Diabetes not slowing down young Missoula dancer

Posted at 3:40 PM, Apr 24, 2019
and last updated 2019-04-24 18:49:23-04

MISSOULA – From finger pricks to insulin shots to dinner time math –managing diabetes is just a way of life for millions of Americans.

But ongoing advancements in technology are proving invaluable especially for active kids who can now manage the disease with help from their phones.

Middle school student Ava Tooke is 14 years old and does it all — ballet, tap and modern contemporary dance.

She’s at the studio five days a week and unless you looked closely, you’d never notice the small device stuck to her arm.

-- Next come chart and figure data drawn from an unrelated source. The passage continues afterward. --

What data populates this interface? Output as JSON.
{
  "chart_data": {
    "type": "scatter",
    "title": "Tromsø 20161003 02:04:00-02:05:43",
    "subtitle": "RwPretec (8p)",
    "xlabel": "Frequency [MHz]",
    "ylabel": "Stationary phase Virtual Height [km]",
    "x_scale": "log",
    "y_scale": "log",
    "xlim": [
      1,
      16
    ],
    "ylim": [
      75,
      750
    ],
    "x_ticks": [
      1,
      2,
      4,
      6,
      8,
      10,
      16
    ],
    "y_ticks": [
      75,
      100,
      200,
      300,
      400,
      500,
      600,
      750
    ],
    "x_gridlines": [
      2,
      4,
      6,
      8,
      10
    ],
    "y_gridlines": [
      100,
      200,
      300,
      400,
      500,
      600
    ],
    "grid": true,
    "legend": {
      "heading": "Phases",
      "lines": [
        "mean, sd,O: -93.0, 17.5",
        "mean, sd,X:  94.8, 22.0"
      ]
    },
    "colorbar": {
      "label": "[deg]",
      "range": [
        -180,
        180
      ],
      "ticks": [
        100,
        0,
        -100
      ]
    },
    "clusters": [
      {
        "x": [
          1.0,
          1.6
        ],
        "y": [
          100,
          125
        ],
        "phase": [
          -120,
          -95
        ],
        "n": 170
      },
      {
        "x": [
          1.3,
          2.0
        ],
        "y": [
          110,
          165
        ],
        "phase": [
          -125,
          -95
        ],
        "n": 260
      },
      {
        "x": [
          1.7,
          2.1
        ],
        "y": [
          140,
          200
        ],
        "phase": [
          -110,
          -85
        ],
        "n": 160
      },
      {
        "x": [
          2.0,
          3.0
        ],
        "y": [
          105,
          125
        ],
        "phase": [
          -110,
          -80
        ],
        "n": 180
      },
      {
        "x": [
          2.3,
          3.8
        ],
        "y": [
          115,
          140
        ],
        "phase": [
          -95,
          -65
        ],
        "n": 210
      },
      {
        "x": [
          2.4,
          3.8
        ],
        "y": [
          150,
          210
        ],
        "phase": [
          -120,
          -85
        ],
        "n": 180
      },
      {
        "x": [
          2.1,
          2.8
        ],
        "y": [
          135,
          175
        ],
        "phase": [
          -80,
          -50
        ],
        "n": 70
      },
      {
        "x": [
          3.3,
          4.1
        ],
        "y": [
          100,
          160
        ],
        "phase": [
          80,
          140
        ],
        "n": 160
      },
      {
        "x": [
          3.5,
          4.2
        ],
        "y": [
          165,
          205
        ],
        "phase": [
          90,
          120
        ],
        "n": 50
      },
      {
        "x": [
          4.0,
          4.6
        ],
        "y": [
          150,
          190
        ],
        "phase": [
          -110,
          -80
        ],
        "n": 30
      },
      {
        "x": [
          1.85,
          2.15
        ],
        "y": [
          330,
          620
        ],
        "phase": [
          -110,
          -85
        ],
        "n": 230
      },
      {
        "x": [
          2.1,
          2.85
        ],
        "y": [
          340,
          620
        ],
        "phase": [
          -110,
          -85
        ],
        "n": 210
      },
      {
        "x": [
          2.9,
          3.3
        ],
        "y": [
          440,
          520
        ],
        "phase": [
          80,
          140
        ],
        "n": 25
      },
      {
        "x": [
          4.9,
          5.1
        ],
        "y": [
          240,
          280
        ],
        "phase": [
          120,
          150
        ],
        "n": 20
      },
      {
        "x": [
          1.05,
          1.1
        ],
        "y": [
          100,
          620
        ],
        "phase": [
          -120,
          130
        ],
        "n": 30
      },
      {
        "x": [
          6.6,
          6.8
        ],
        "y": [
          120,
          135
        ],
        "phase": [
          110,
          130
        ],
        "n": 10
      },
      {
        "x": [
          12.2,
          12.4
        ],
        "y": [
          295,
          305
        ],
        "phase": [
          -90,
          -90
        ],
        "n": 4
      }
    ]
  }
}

Ava is diabetic — a diagnosis that came out of the blue just last year.

“She actually came home to me one day from PE class and said we did our body weights and BMI’s or whatever and she’s like, I weigh 12 pounds less than I did in sixth grade and she’s like, isn’t that weird?  That doesn’t actually seem weird that sounds wrong,” Ava’s mom Stephanie Neumayer said.

Ava Tooke Diabetes Managment
Ava Tooke, 14, isn’t letting diabetes slow her down. She does it all — ballet, tap and modern contemporary dance. (MTN News photo)

Ava wears a Dexcom G6 continuous glucose monitor to help her manage her Type One diabetes. It measures her glucose levels and sends those readings via Bluetooth to her phone every five minutes.

The monitor also talks to her insulin pump that administers or restricts insulin as needed — and if Ava doesn’t notice if her blood sugar is up or down, her parents and teachers will through an alert sent to them through a phone app. So she’s not managing this alone.

“They’re always texting me and calling me and alarms going off at school,” Ava said.

She likes that these devices eliminate the finger pokes and shots which hurt and can interfere with a busy lifestyle.

Dexcom G5 Diabetes Managment
A Dexcom G5 continuous glucose monitor helps Ava manage her diabetes. (MTN News photo)

“Her fingers were so sore all the time and this was approved so you can do that — you can actually make dosing without double checking your finger,” explained Neumayer.

“The Dexcom really doesn’t hurt so I can roll around on the ground and I can do whatever the same as I used to,” Ava said.

For Ava, a life-altering diagnosis is made more manageable with high tech help — technology more and more diabetics are using to keep them on an even keel.

It certainly is helping Ava stay healthy so she can keep on dancing.

Technology to help manage diabetes continues to evolve and now includes glucose monitors that give blood sugar levels in real time.